Salvador Dalí mask as featured in Money Heist Image from Wiki Commons

Right when the first episode begins, Spanish television series Money Heist will grab your attention and lead to some serious binge-watching. The Emmy Award-winning show ingeniously crafted by Álex Pina, consists of five seasons, with roughly 10 episodes per season. Although it may seem like your typical action-packed series, I believe there is actually more meaning than is accounted for by viewers.

Taking place mainly in Madrid, the show features a group of criminals scheming to commit the most extravagant heist in history: robbing the Royal Mint of Spain. The ring leader, who is referred to as The Professor, formulates a brilliant plan that accounts for every possible outcome. Not only does he closely study the life of nearly every hostage that would be in the Royal Mint on the day of the heist, but he also has already studied the law enforcement’s protocols for the situation and had anticipated their every move. 

Although at the surface the show may just seem like a crime thriller with a few mentions of defiance here and there, it is really so much more than that. I suspect that the deeper message and multiple examples of symbolism may fly right over some viewers’ heads. 

The song played at many significant moments throughout the show is titled, “Bella Ciao.” This is an Italian protest song that originally was sang by field workers, but was then adopted by and accompanied the antifacist movement in Italy. It has also been used as an anthem signifying freedom among many other groups. Colombian government protests, United Kingdom demonstrations following their withdrawal from the European Union and even economic inequality protests in France have all utilized this song. 

It also was used in a viral video back in 2019 in support of Italy and those who were hit hard by the COVID-19 pandemic. In this video, neighbors can be seen belting the song off of their balconies in harmony. As a symbol of freedom and resistance, it is no surprise that this song is played so often in the show. 

Another form of evident symbolism is the red jumpsuits and Dali masks that the robbers wear themselves and force their hostages to wear. The color red has a plethora of meanings from courage, to revolution and even blood. As for the masks, Dali was the face of the Surrealist Movement in the early 1900s, which revolved around rebellion and the breaking of norms. 

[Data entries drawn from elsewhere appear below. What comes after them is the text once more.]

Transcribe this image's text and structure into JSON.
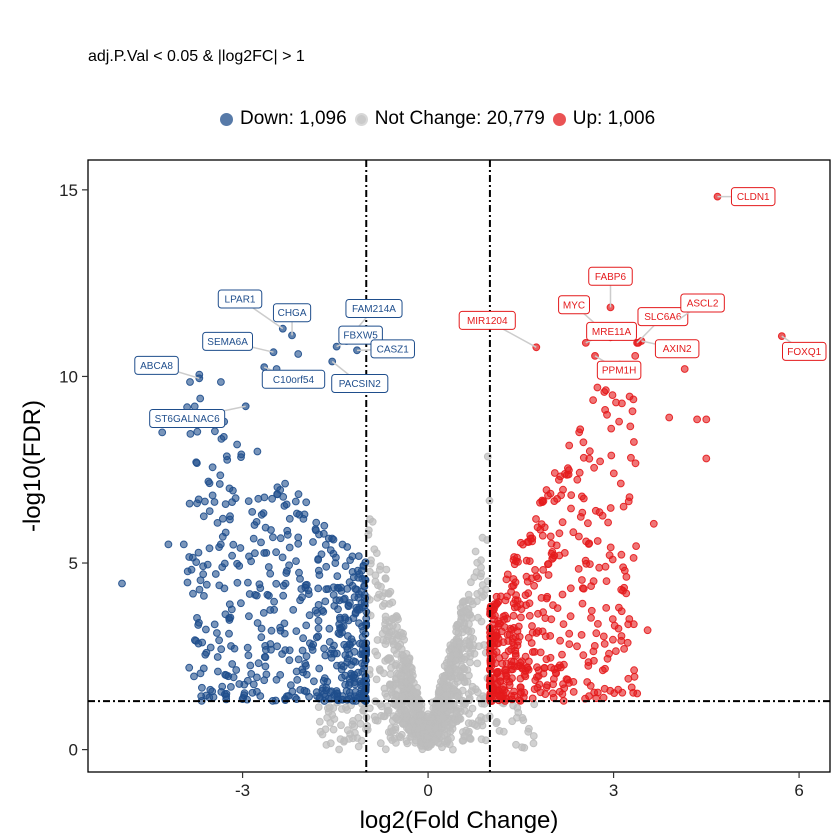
{
  "subtitle": "adj.P.Val < 0.05 & |log2FC| > 1",
  "legend": [
    {
      "label": "Down: 1,096",
      "color": "#1f4e8c"
    },
    {
      "label": "Not Change: 20,779",
      "color": "#bdbdbd"
    },
    {
      "label": "Up: 1,006",
      "color": "#e41a1c"
    }
  ],
  "chart_data": {
    "type": "scatter",
    "xlabel": "log2(Fold Change)",
    "ylabel": "-log10(FDR)",
    "xlim": [
      -5.5,
      6.5
    ],
    "ylim": [
      -0.6,
      15.8
    ],
    "xticks": [
      -3,
      0,
      3,
      6
    ],
    "yticks": [
      0,
      5,
      10,
      15
    ],
    "thresholds": {
      "log2fc": [
        -1,
        1
      ],
      "neg_log10_fdr": 1.3
    },
    "counts": {
      "down": 1096,
      "not_change": 20779,
      "up": 1006
    },
    "colors": {
      "down": "#1f4e8c",
      "not_change": "#bdbdbd",
      "up": "#e41a1c"
    },
    "labeled_genes": [
      {
        "name": "CLDN1",
        "x": 4.68,
        "y": 14.82,
        "group": "up",
        "side": "right",
        "dy": 0
      },
      {
        "name": "FABP6",
        "x": 2.95,
        "y": 11.85,
        "group": "up",
        "side": "up",
        "dy": -1.65
      },
      {
        "name": "MYC",
        "x": 2.95,
        "y": 11.05,
        "group": "up",
        "side": "upleft",
        "dy": -1.75
      },
      {
        "name": "SLC6A6",
        "x": 3.38,
        "y": 10.9,
        "group": "up",
        "side": "upright",
        "dy": -1.3
      },
      {
        "name": "ASCL2",
        "x": 4.05,
        "y": 11.52,
        "group": "up",
        "side": "upright",
        "dy": -0.62
      },
      {
        "name": "MIR1204",
        "x": 1.75,
        "y": 10.78,
        "group": "up",
        "side": "upleft",
        "dy": -1.35
      },
      {
        "name": "MRE11A",
        "x": 2.55,
        "y": 10.9,
        "group": "up",
        "side": "upright",
        "dy": -0.25
      },
      {
        "name": "AXIN2",
        "x": 3.45,
        "y": 10.95,
        "group": "up",
        "side": "right",
        "dy": 0.55
      },
      {
        "name": "PPM1H",
        "x": 2.7,
        "y": 10.55,
        "group": "up",
        "side": "downright",
        "dy": 0.45
      },
      {
        "name": "FOXQ1",
        "x": 5.72,
        "y": 11.08,
        "group": "up",
        "side": "downright",
        "dy": 0.52
      },
      {
        "name": "LPAR1",
        "x": -2.35,
        "y": 11.28,
        "group": "down",
        "side": "upleft",
        "dy": -1.55
      },
      {
        "name": "CHGA",
        "x": -2.2,
        "y": 11.1,
        "group": "down",
        "side": "up",
        "dy": -1.05
      },
      {
        "name": "FAM214A",
        "x": -1.32,
        "y": 10.95,
        "group": "down",
        "side": "upright",
        "dy": -1.75
      },
      {
        "name": "SEMA6A",
        "x": -2.5,
        "y": 10.65,
        "group": "down",
        "side": "upleft",
        "dy": -0.2
      },
      {
        "name": "FBXW5",
        "x": -1.48,
        "y": 10.8,
        "group": "down",
        "side": "upright",
        "dy": -0.25
      },
      {
        "name": "CASZ1",
        "x": -1.15,
        "y": 10.7,
        "group": "down",
        "side": "right",
        "dy": -0.1
      },
      {
        "name": "ABCA8",
        "x": -3.7,
        "y": 9.95,
        "group": "down",
        "side": "upleft",
        "dy": -0.35
      },
      {
        "name": "C10orf54",
        "x": -2.65,
        "y": 10.25,
        "group": "down",
        "side": "downright",
        "dy": 0.3
      },
      {
        "name": "PACSIN2",
        "x": -1.55,
        "y": 10.4,
        "group": "down",
        "side": "downright",
        "dy": 1.0
      },
      {
        "name": "ST6GALNAC6",
        "x": -2.95,
        "y": 9.2,
        "group": "down",
        "side": "downleft",
        "dy": 0.3
      }
    ]
  }
}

So what exactly are these symbols here for and what are they “resisting”? You may have an idea, considering the fact that the show revolves around money. The Professor tells the group of robbers that they are trying to combat the socialism and inequality that they believe takes place in the country. They claim that they are not harming anybody by robbing the bank, but are robbing the unjust “system” instead. In fact, during one of their robberies they released 140 million euros into a crowded city area for the public to collect. 

The show was wonderfully crafted with charming characters and relatable plot lines, all of which kept me watching nonstop. If you are hoping for a new show to get enamored with that contains more meaning than just surface level violence, I think this is the one for you.